Claire Smith delivers a powerful speech that highlights her favorite memories covering the MLB and the importance of leading the younger generation. (1:35)

Claire Smith's long, groundbreaking journey in baseball made a stop Saturday in Cooperstown, New York, where she was honored with the prestigious J.G. Taylor Spink Award as part of the National Baseball Hall of Fame induction weekend.

The Spink award is presented annually to a sportswriter "for meritorious contributions to baseball writing."

Smith is the first woman to work a regular beat in the majors, and she broke grounds in the profession as an African-American. She called the honor "the most memorable moment" of her career.

During her speech Saturday at Doubleday Field, Smith recalled her past few months since the Baseball Writers' Association of America voted her the 2017 Spink winner.

"Journalists, some young enough to be my children, began to reach out as I visited campuses and events hosted by the Robinson Foundation, The Negro Leagues Baseball Museum, the Association for Women in Sports Media," she said. "Many spoke of research papers and articles they'd written about me! Now they were lining up to thank me for somehow inspiring them!

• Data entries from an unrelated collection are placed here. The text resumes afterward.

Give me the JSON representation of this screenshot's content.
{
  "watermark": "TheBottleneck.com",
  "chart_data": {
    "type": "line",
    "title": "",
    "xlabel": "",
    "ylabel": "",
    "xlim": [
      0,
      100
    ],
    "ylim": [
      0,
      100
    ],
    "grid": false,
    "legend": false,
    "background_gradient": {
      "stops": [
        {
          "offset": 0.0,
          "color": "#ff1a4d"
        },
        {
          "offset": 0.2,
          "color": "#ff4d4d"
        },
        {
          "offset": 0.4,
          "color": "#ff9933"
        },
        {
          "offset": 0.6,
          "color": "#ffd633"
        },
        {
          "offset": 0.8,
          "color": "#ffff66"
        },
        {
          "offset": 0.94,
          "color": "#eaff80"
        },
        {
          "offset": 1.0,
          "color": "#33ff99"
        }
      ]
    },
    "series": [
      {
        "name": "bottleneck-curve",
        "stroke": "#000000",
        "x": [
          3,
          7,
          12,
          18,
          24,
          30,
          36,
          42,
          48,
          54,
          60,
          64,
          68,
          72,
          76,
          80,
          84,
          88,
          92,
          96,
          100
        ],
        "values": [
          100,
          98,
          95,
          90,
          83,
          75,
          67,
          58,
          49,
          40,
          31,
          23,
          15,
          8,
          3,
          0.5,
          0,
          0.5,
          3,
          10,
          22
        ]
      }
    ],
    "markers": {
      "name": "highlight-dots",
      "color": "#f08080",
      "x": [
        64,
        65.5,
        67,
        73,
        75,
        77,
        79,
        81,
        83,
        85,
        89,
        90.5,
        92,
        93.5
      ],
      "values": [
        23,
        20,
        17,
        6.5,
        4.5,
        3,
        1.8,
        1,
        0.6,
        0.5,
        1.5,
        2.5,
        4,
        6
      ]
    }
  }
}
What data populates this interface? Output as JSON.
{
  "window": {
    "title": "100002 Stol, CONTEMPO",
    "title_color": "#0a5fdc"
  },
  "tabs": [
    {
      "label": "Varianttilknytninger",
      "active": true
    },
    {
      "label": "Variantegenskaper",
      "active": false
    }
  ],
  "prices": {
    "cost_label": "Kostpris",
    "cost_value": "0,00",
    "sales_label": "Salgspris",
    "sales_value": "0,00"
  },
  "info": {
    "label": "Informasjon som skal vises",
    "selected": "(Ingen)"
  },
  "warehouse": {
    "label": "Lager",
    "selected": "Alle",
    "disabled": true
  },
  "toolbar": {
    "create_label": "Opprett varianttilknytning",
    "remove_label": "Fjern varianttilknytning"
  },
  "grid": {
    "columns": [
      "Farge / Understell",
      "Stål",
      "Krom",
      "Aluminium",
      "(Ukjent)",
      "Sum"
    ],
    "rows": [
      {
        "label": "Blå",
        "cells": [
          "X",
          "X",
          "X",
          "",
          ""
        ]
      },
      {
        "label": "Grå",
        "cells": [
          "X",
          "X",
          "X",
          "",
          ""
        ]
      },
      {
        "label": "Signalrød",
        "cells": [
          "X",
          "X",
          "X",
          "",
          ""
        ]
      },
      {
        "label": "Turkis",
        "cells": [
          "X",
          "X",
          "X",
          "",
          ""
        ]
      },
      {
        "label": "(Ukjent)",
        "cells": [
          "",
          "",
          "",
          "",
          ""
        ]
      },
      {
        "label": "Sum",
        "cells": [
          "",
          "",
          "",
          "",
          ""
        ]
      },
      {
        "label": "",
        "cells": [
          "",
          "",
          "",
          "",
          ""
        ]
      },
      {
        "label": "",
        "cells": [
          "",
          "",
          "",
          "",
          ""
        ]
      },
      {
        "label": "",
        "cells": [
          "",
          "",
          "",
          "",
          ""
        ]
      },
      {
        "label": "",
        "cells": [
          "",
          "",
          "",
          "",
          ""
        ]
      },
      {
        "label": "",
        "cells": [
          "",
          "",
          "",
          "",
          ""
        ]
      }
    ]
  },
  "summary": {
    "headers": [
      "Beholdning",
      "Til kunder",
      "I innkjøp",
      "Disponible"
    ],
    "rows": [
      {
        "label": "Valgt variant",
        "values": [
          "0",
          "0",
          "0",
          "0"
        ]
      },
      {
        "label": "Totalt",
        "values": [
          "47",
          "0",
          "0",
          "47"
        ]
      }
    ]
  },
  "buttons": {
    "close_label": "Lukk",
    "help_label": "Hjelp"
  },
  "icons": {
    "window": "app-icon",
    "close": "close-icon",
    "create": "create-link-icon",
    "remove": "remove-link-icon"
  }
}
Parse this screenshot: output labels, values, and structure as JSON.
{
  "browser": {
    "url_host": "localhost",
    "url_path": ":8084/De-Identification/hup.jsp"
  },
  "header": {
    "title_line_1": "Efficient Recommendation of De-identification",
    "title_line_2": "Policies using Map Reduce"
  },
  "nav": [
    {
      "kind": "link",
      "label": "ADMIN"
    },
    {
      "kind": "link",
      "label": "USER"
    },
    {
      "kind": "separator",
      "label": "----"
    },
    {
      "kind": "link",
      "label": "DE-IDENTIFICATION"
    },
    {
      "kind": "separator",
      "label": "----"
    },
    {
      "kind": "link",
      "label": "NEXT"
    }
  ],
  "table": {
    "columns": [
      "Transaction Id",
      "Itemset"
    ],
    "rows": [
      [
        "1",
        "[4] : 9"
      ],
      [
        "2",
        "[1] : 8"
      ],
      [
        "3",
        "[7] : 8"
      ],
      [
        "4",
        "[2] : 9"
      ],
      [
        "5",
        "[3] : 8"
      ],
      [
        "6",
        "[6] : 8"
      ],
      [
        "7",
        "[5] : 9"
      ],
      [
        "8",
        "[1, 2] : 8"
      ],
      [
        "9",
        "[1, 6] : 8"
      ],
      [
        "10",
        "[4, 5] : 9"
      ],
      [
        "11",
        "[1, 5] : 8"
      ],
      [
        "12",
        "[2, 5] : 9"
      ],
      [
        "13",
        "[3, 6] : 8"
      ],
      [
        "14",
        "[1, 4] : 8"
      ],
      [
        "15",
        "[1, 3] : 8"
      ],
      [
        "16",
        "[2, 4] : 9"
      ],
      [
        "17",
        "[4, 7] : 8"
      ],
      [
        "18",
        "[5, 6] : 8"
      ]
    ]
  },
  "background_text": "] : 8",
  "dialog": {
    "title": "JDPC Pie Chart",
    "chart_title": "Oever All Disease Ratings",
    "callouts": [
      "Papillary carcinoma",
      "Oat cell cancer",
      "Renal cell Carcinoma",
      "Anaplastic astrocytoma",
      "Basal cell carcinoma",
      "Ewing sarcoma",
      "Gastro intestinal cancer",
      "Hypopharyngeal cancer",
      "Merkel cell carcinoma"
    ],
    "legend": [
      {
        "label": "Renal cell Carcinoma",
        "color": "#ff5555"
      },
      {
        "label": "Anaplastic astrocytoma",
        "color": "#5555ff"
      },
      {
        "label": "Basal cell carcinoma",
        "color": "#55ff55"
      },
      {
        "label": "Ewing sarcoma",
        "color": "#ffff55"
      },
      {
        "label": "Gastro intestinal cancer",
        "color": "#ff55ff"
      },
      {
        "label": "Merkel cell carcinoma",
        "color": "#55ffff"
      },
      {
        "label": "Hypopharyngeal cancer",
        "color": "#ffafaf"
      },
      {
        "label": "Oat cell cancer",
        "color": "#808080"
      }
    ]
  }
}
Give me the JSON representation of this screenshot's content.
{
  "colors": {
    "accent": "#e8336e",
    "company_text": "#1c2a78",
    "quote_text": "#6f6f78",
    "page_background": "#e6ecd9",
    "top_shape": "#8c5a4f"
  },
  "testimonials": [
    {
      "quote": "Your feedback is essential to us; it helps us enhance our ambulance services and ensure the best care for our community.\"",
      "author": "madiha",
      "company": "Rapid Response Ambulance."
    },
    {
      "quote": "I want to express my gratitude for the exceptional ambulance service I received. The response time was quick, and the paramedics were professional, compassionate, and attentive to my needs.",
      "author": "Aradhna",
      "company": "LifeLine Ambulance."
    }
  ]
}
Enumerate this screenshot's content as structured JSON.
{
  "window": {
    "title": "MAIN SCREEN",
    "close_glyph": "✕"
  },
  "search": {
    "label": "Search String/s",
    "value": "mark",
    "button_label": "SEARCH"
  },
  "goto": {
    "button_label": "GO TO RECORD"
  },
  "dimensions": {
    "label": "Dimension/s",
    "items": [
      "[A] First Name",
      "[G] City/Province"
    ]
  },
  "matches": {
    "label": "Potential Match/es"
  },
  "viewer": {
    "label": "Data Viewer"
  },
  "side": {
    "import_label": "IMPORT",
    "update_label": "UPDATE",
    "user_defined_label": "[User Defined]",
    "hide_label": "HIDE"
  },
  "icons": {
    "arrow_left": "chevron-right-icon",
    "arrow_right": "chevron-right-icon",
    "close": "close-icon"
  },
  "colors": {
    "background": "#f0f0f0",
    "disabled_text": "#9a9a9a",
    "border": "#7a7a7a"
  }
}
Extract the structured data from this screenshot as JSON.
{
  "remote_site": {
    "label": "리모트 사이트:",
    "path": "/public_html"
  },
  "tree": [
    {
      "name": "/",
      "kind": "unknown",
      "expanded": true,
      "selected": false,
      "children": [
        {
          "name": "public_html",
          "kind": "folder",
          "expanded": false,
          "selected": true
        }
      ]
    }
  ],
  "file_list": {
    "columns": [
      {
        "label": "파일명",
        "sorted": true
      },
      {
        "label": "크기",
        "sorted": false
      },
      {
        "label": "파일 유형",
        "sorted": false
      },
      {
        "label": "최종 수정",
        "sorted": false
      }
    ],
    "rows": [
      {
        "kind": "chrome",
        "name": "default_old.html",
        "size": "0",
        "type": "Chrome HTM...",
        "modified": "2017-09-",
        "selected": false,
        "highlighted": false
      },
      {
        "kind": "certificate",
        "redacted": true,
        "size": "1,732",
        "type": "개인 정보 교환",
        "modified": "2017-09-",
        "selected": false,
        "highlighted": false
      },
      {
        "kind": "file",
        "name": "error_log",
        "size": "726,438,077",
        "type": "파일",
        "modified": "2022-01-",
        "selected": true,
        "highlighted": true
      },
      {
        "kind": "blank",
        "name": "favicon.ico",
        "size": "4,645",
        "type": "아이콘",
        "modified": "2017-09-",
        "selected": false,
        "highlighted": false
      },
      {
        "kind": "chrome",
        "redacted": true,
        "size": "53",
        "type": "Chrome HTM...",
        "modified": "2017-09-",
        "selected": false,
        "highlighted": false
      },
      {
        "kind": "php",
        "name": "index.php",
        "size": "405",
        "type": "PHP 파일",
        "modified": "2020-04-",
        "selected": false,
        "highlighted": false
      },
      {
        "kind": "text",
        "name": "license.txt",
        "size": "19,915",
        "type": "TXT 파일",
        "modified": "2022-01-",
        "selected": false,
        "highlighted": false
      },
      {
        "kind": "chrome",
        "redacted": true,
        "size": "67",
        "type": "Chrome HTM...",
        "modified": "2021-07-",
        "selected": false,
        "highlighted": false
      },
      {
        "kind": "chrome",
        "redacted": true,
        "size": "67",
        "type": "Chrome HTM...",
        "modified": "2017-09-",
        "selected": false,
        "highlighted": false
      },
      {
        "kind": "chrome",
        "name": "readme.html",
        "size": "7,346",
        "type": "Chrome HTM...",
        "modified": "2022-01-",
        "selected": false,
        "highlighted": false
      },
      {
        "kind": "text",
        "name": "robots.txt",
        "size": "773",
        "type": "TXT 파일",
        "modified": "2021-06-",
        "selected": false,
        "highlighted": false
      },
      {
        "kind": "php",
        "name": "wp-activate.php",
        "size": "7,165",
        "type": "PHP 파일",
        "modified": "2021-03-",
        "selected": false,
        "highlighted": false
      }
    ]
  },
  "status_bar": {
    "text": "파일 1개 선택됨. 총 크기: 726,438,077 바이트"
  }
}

"Talk about missing the lead! Somehow, I must have touched something within these youngsters and never even knew it.

"Perhaps the enthusiastic young women who called me 'Auntie' and asked to pose with me for selfies saw someone who helped open a bit wider a door that had once been closed altogether. They were cherishing these encounters much the way I had when I first met Jane Gross and Robin Roberts.

"Perhaps reporters of color heard of a time when there were no reporters who looked like them. They listened to my story and hopefully realized that while present day may not be perfect, times ain't what they used to be. That's surely what I learned when listening to parents' life stories."

Smith, 62, is the first female recipient of the award, which was initially handed out in 1962 and is named after J.G. Taylor Spink, the longtime publisher of The Sporting News.

A graduate of Temple, Smith covered baseball for the Hartford Courant in the early 1980s, inheriting the New York Yankees beat midway through the 1982 season and becoming the first woman to cover a major league team full-time.

"I was recently asked about memories of that 'first,'" Smith said Saturday. "I had walked into a different reality, alright, but it had nothing to do with gender. Remember, the circus was in town. George [Steinbrenner] employed three managers, six pitching coaches and over 50 players that season."

Smith went on to become a columnist for The New York Times from 1991 to '98 and served as both an editor and a columnist for the Philadelphia Inquirer from 1998 to 2007. She is a two-time Pulitzer Prize nominee and three-time winner of New York Times Publishers' Awards.

Beyond writing, Smith fought for equal access. Notably, she was physically removed from the clubhouse by San Diego Padres players during the 1984 National League Championship Series with the Chicago Cubs. Former MLB commissioner Bowie Kuhn, who once fought to keep female sportswriters out of major league clubhouses, later called her "the best baseball writer in America."

Most recently, Smith has been a coordinating editor for ESPN's universal news group, with an emphasis on baseball, the sport she has loved since she was a child.

"That's what we do: Shine the light where it needs to be shone," Smith said Saturday. "That's why I am proud to be a reporter -- a reporter, I pray, who continues to stand tall not only as a journalist but also as a woman of color because that matters greatly. Today, I humbly stand on this stage on behalf of every single person in my profession, in baseball and beyond, who was stung by racism, sexism and other insidious biases but persevered. You are unbreakable. You make me proud."

A full transcript of Smith's speech can be found here.

Also Saturday in Cooperstown, Rachel Robinson, the widow of Hall of Famer Jackie Robinson, was honored with the John J. "Buck" O'Neil Lifetime Achievement Award. The late Bill King was honored with the Ford C. Frick Award for broadcasting excellence. It was accepted by his stepdaughter, Kathleen Lowenthal.